アクセルを踏み込む。毎日が詰まっていた場所は後ろへ走り去り、莉子の人生から消えていく。そして流れていくこの景色も。
通勤中よりもはるかに速く、相棒のSUVは住宅街を走り抜けてしまう。まるで莉子に感傷に浸る時間を与えないかのように。
それでも国道と合流する交差点で、車は停まった。やっぱりこの信号はいつ来ても引っかかるな。思わず笑ってしまう。長く住んでいたはずなのに、ここで停まらなかった日は思い出せなかった。
左手に目をやる。茶色が目立つ庭が見えた。もう少し遅い時期だったら、庭が色付いていたら、私はあの部屋を出ていくことができなかっただろう。まもなく訪れる鮮やかさを滲ませる木々に、少しだけ口惜しさを覚えた。それでも、後悔はない。自分で決めたことだから。

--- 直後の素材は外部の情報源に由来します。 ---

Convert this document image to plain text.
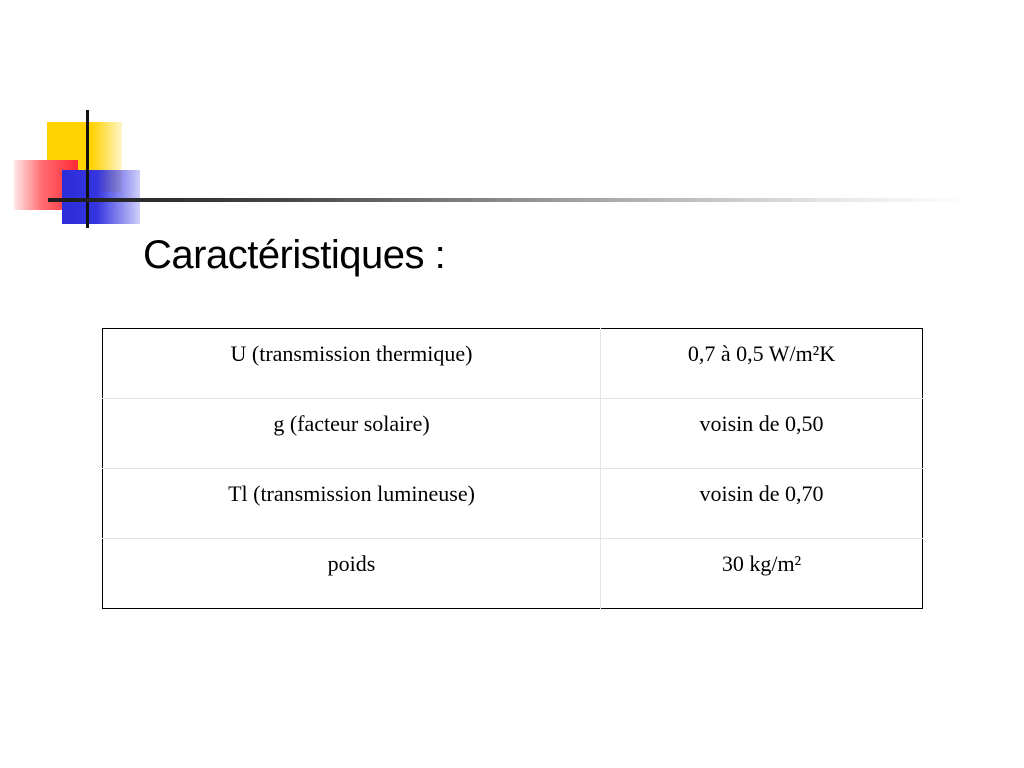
Caractéristiques :
U (transmission thermique)	0,7 à 0,5 W/m²K
g (facteur solaire)	voisin de 0,50
Tl (transmission lumineuse)	voisin de 0,70
poids	30 kg/m²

信号はもうじき青に変わるだろう。莉子は目線を前へと戻し、カーナビのモニターをいじった。
視界の隅で赤色が、青になる。ほとんど同時に莉子は指をカーナビから離した。
車はいつものように国道を左に曲がって、加速する。どんどん進んで行く車をあの日の歌が包む。
「行こうか」
誰でもなく、自分に向かってそう声をかけ、莉子はさらにアクセルを踏んだ。
冬が終わる、なんとなくそんな気がした。